Another exhibit highlight was Chris Victor’s “Singing, Dancing, Crying,” an installation that combined broken household objects like pencils, jump ropes, paper, dowels and more, stringing them together so that they stretched out across one of the exhibit walls.
At the Arts Center of the Capital Region
Not too far away in the Collar City, the Arts Center highlighted the richness of the artistic talent and perspective in the Capital Region.
In “Fence 20,” more than 100 works from Arts Center members were on display, from sculptures to vibrant landscapes.
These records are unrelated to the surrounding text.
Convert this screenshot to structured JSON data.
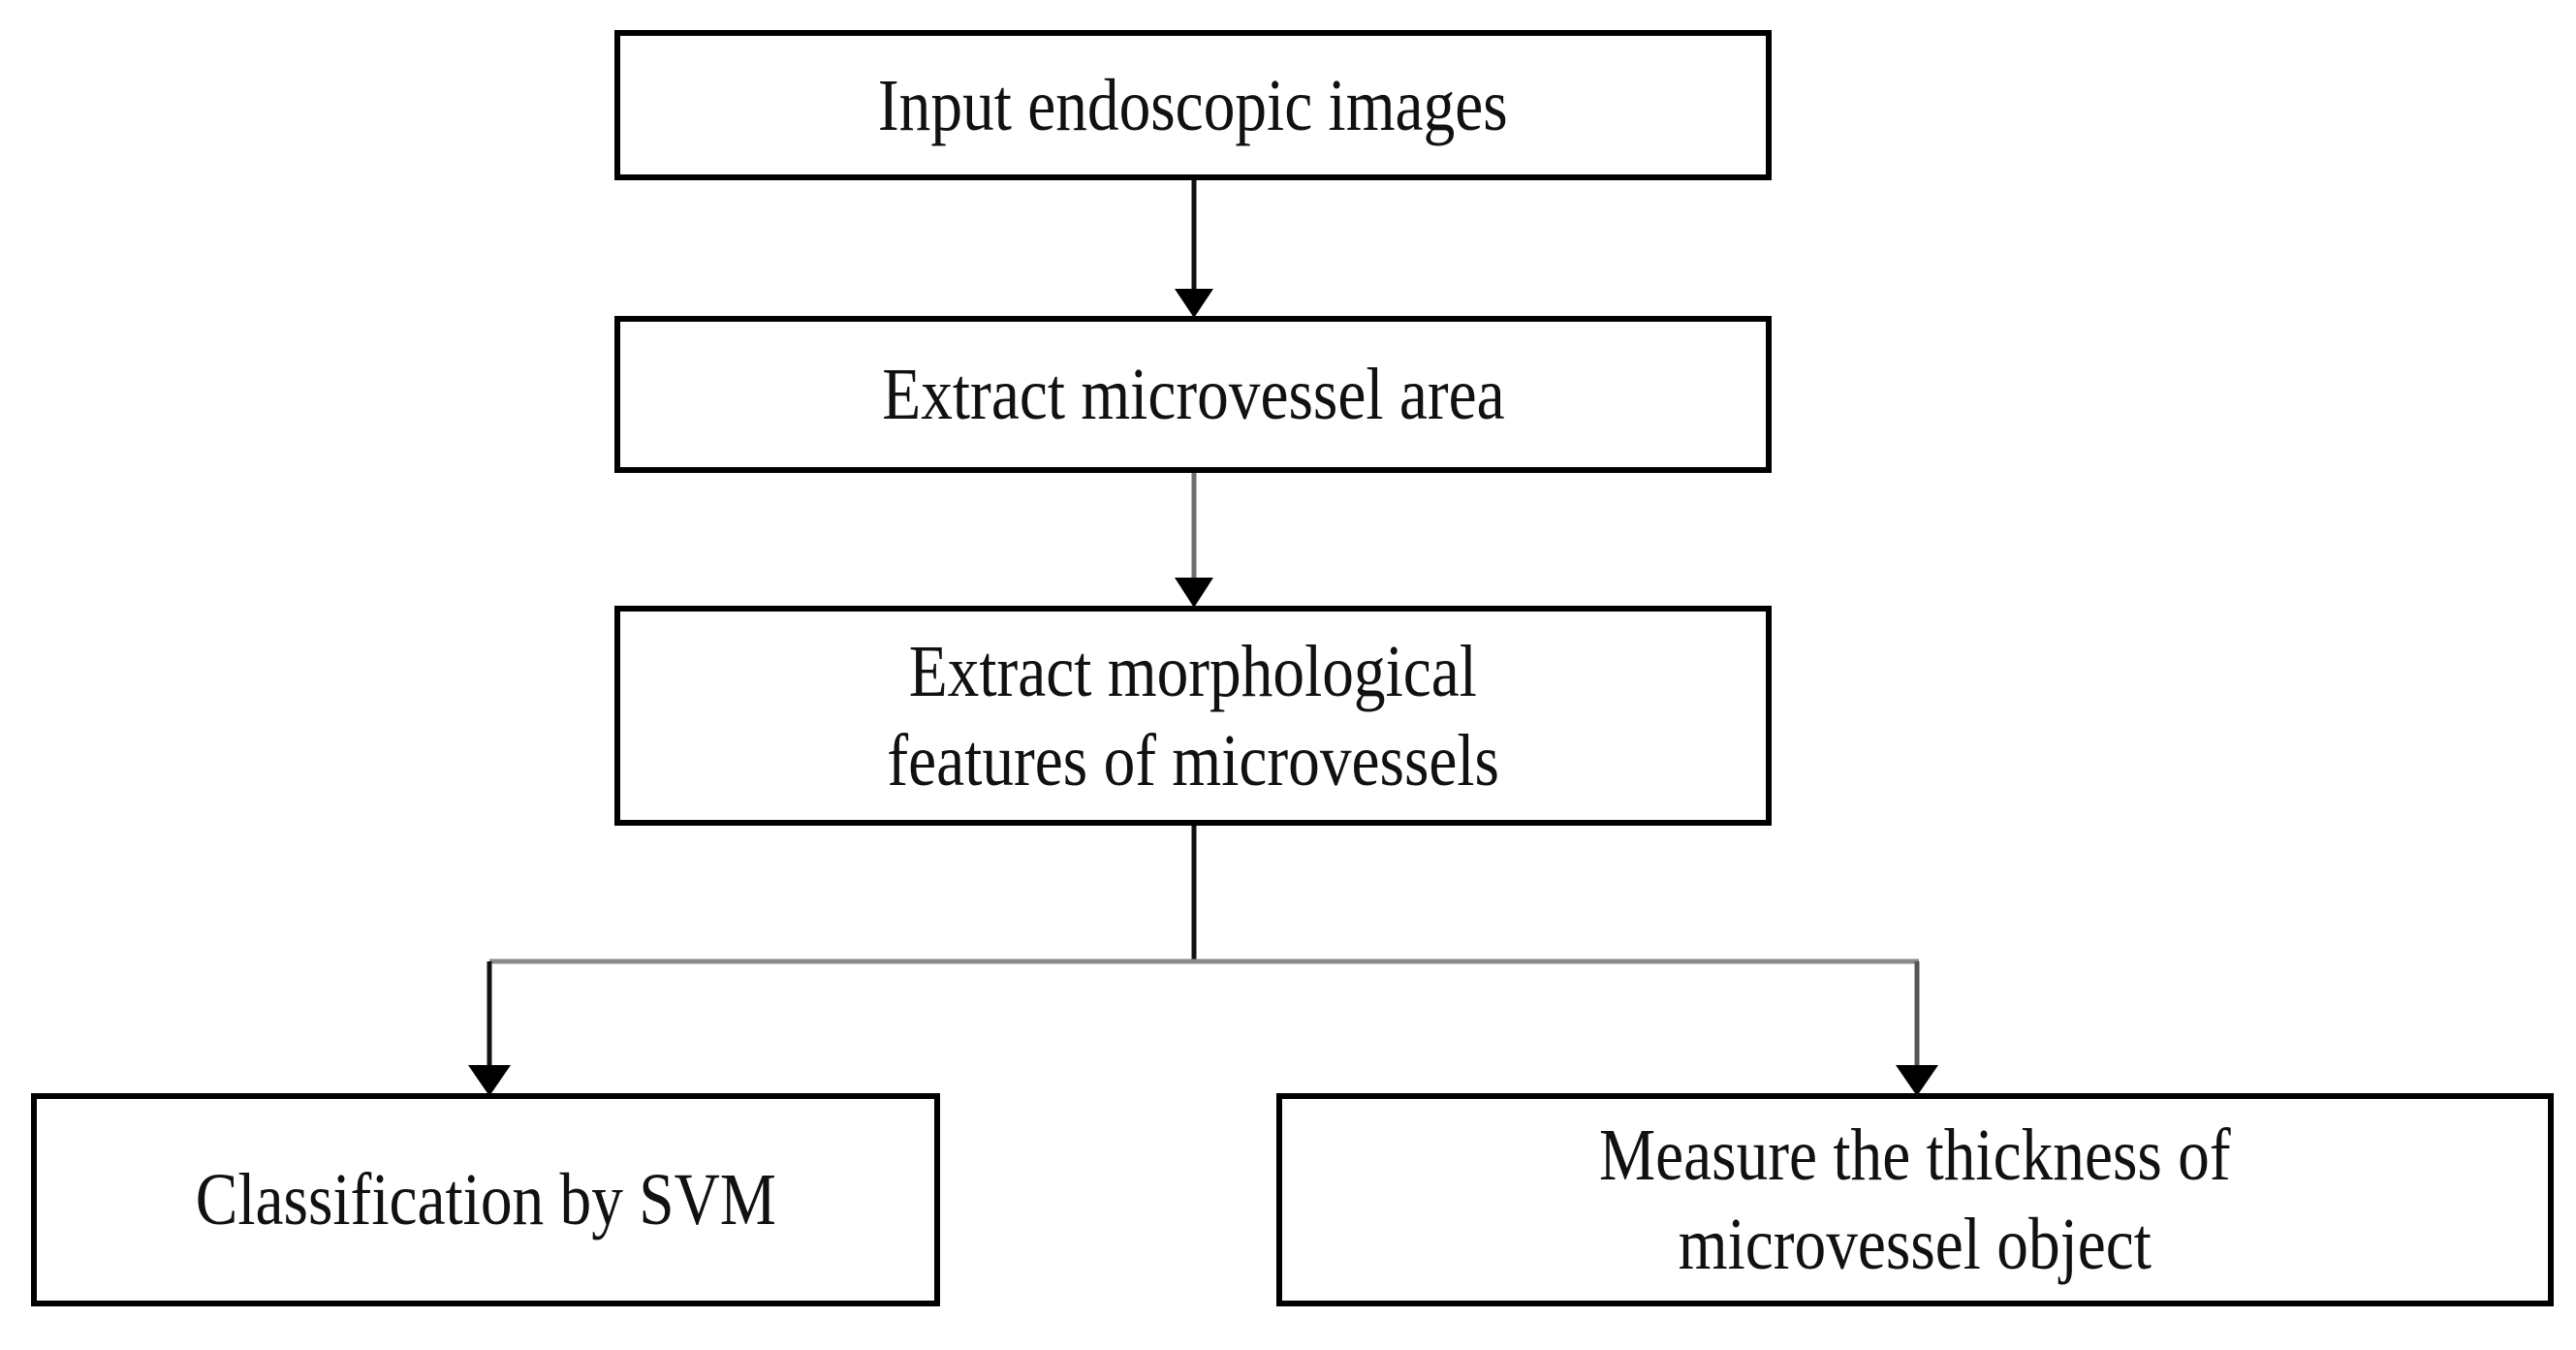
{
  "diagram": {
    "title": "Endoscopic microvessel analysis pipeline flowchart",
    "type": "flowchart",
    "orientation": "top-down",
    "colors": {
      "box_border": "#000000",
      "box_fill": "#ffffff",
      "connector": "#1a1a1a",
      "connector_light": "#8a8a8a",
      "text": "#111111",
      "background": "#ffffff"
    },
    "nodes": [
      {
        "id": "input",
        "label": "Input endoscopic images",
        "lines": [
          "Input endoscopic images"
        ]
      },
      {
        "id": "extract_area",
        "label": "Extract microvessel area",
        "lines": [
          "Extract microvessel area"
        ]
      },
      {
        "id": "extract_morph",
        "label": "Extract morphological features of microvessels",
        "lines": [
          "Extract morphological",
          "features of microvessels"
        ]
      },
      {
        "id": "classify",
        "label": "Classification by SVM",
        "lines": [
          "Classification by SVM"
        ]
      },
      {
        "id": "measure",
        "label": "Measure the thickness of microvessel object",
        "lines": [
          "Measure the thickness of",
          "microvessel object"
        ]
      }
    ],
    "edges": [
      {
        "from": "input",
        "to": "extract_area",
        "style": "straight-arrow"
      },
      {
        "from": "extract_area",
        "to": "extract_morph",
        "style": "straight-arrow"
      },
      {
        "from": "extract_morph",
        "to": "classify",
        "style": "branch-left-arrow"
      },
      {
        "from": "extract_morph",
        "to": "measure",
        "style": "branch-right-arrow"
      }
    ]
  }
}
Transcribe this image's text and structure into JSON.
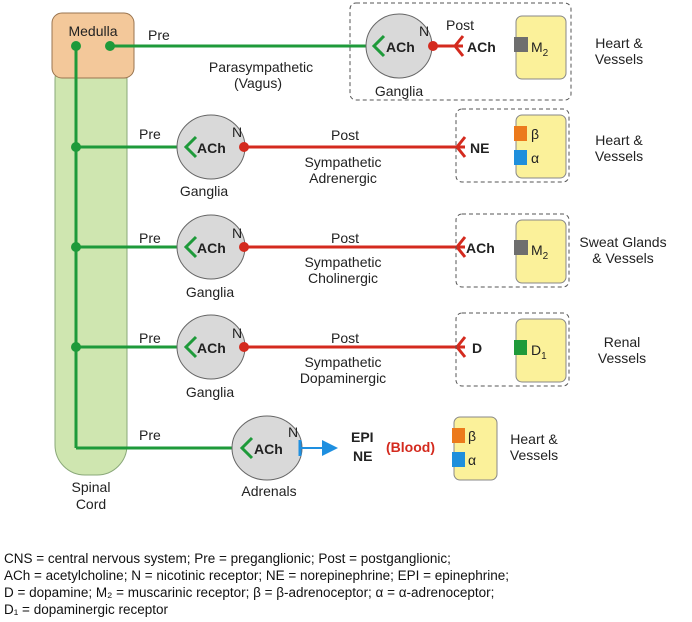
{
  "cns": {
    "medulla": "Medulla",
    "spinal_cord_line1": "Spinal",
    "spinal_cord_line2": "Cord"
  },
  "labels": {
    "pre": "Pre",
    "post": "Post",
    "ganglia": "Ganglia",
    "adrenals": "Adrenals",
    "ach": "ACh",
    "n": "N",
    "ne": "NE",
    "d": "D",
    "epi": "EPI",
    "blood": "(Blood)",
    "m2_base": "M",
    "m2_sub": "2",
    "d1_base": "D",
    "d1_sub": "1",
    "beta": "β",
    "alpha": "α"
  },
  "pathways": [
    {
      "type_line1": "Parasympathetic",
      "type_line2": "(Vagus)",
      "target_line1": "Heart &",
      "target_line2": "Vessels"
    },
    {
      "type_line1": "Sympathetic",
      "type_line2": "Adrenergic",
      "target_line1": "Heart &",
      "target_line2": "Vessels"
    },
    {
      "type_line1": "Sympathetic",
      "type_line2": "Cholinergic",
      "target_line1": "Sweat Glands",
      "target_line2": "& Vessels"
    },
    {
      "type_line1": "Sympathetic",
      "type_line2": "Dopaminergic",
      "target_line1": "Renal",
      "target_line2": "Vessels"
    },
    {
      "type_line1": "",
      "type_line2": "",
      "target_line1": "Heart &",
      "target_line2": "Vessels"
    }
  ],
  "legend": [
    "CNS = central nervous system; Pre = preganglionic; Post = postganglionic;",
    "ACh = acetylcholine; N = nicotinic receptor; NE = norepinephrine; EPI = epinephrine;",
    "D = dopamine; M₂ = muscarinic receptor; β = β-adrenoceptor; α = α-adrenoceptor;",
    "D₁ = dopaminergic receptor"
  ],
  "colors": {
    "green_fiber": "#1e9a3a",
    "red_fiber": "#d42a1e",
    "blue_fiber": "#1e8fe0",
    "spinal_fill": "#cfe6b0",
    "medulla_fill": "#f3c89a",
    "ganglion_fill": "#d9d9d9",
    "receptor_fill": "#fbf19a",
    "m2_box": "#6e6e6e",
    "beta_box": "#ec7a1c",
    "alpha_box": "#1f8fdc",
    "d1_box": "#1f9a3a",
    "blood_text": "#d42a1e"
  }
}
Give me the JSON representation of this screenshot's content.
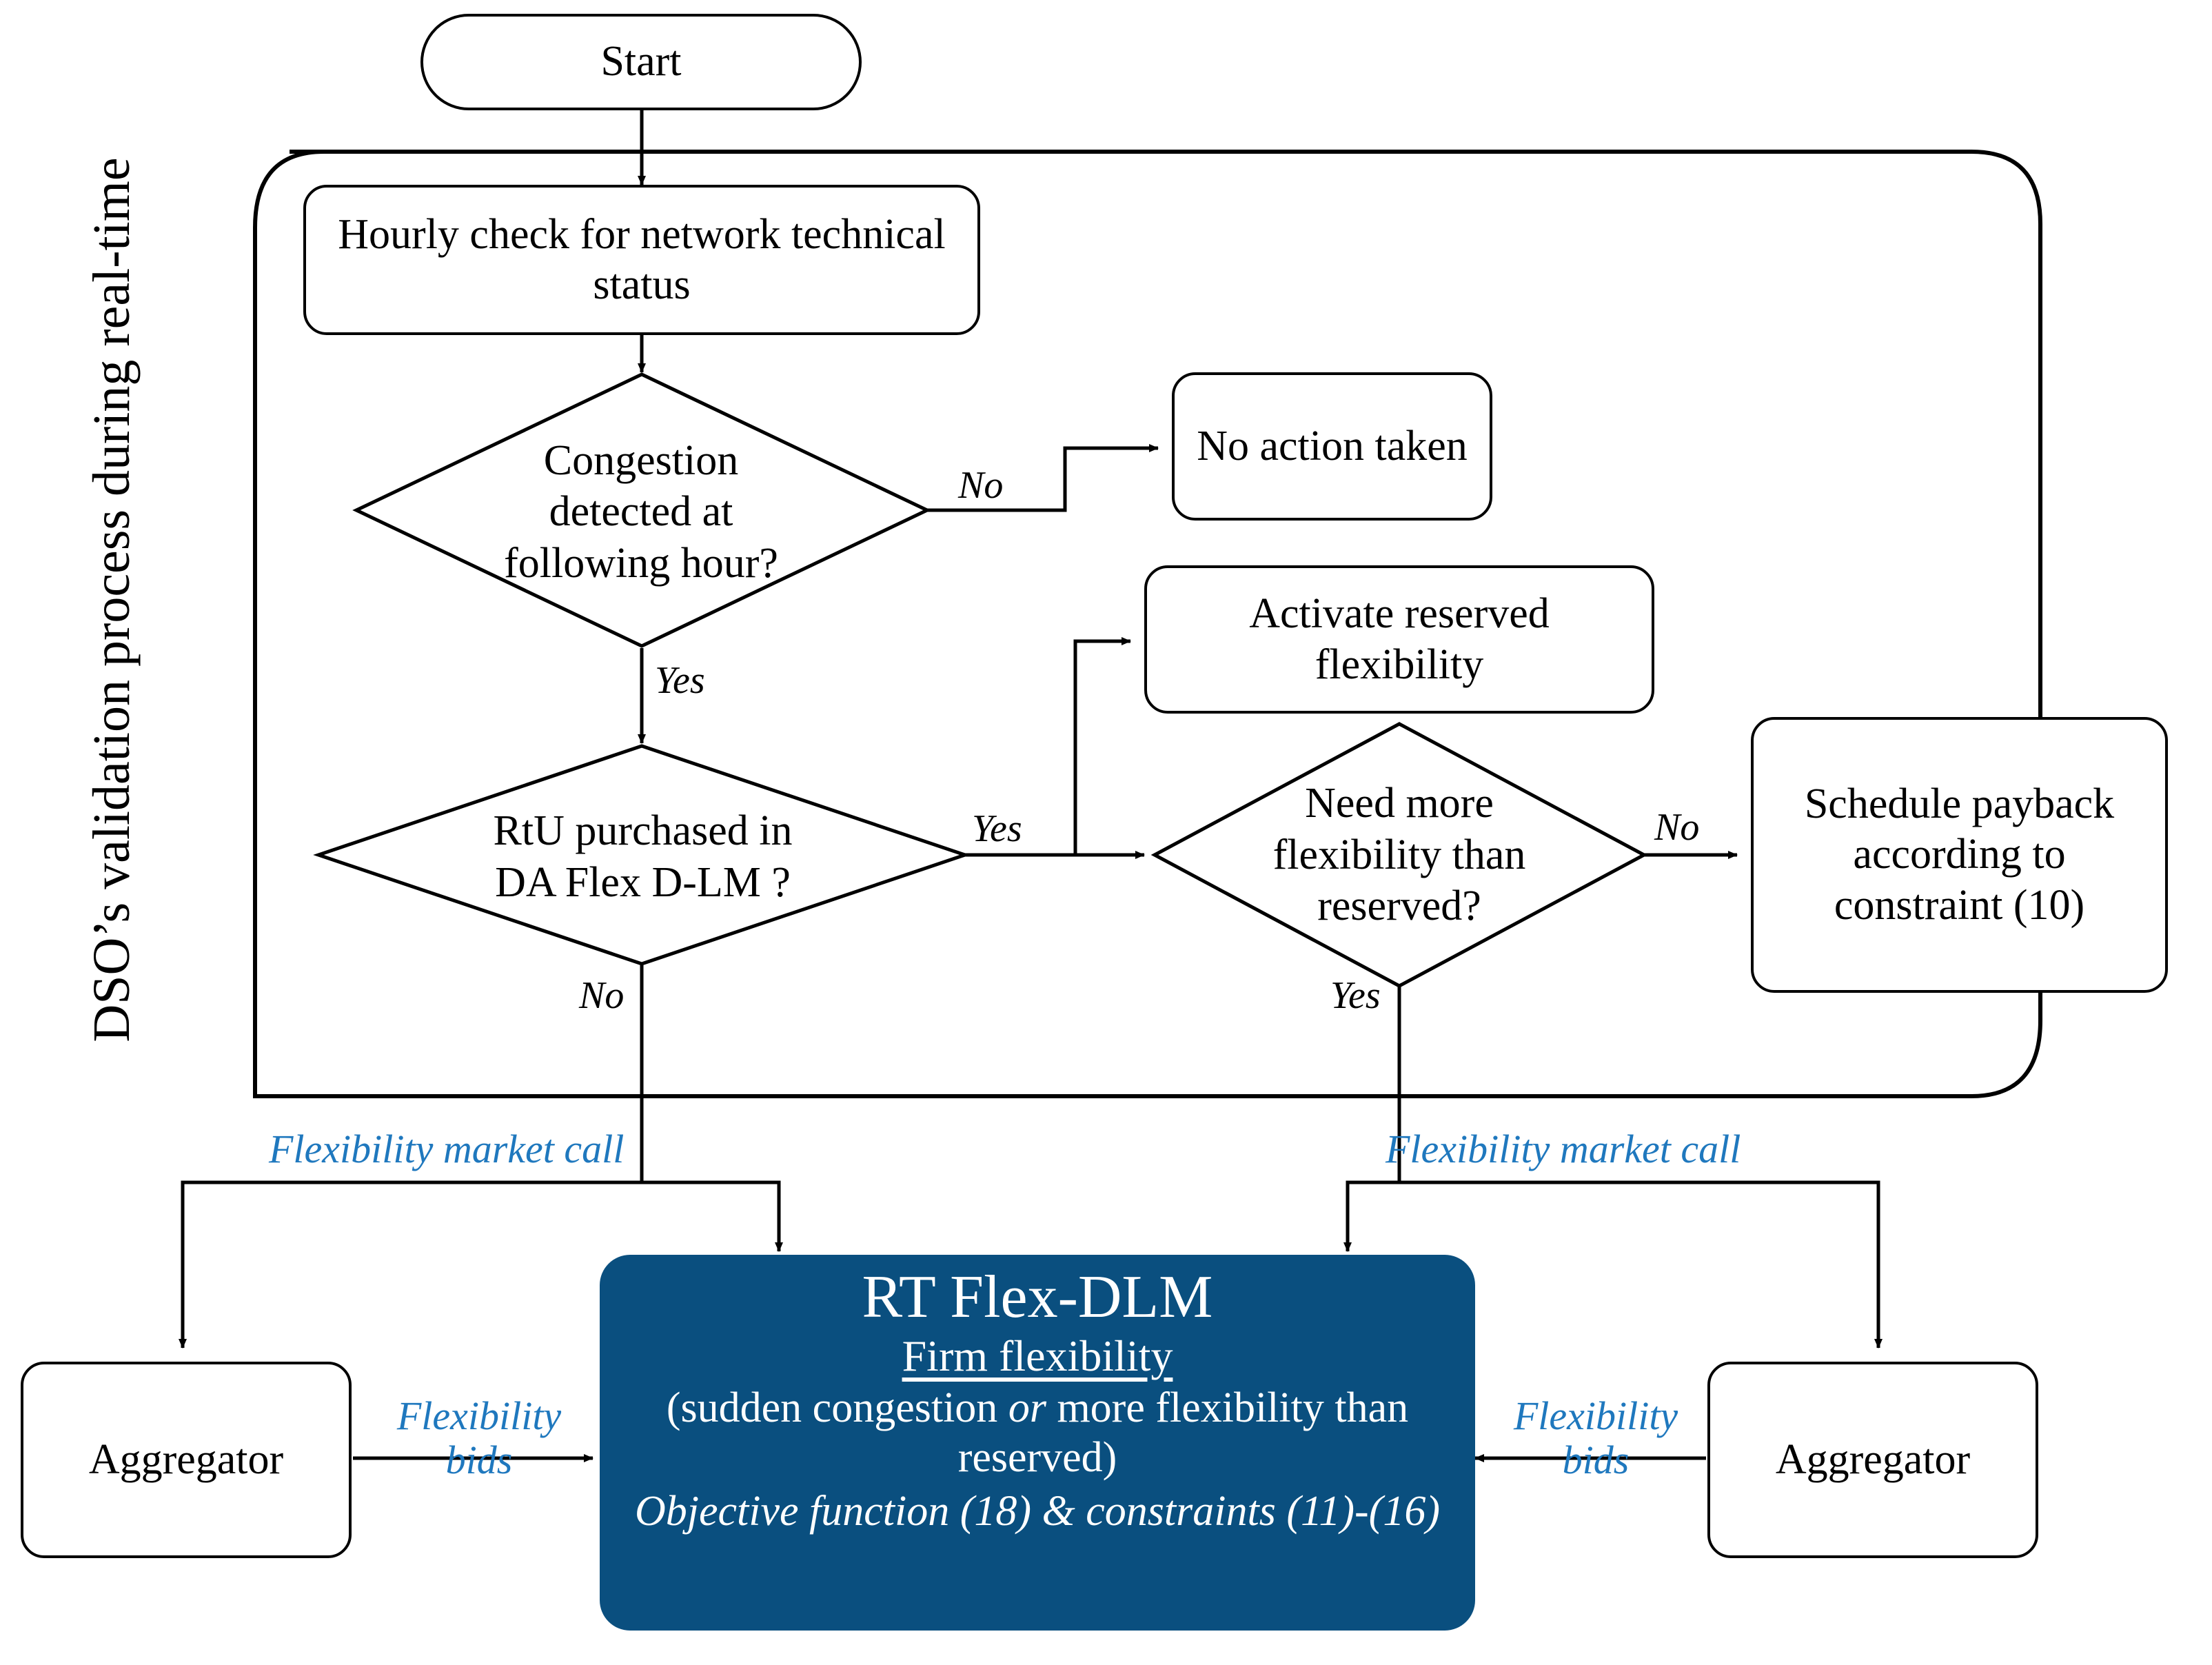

Overall, the exhibition was grounded in the current moment, and many works ruminated on the impacts of the coronavirus pandemic. Perhaps the most obvious, and the largest, was “Conversations in COVID,” which featured sculptures of the coronavirus plastered with emails and social media posts about how life has changed during the pandemic. One post says “Other jobs: we r closing down due to the corona. My job: some of u may die but that’s a sacrifice we’re willing to make.”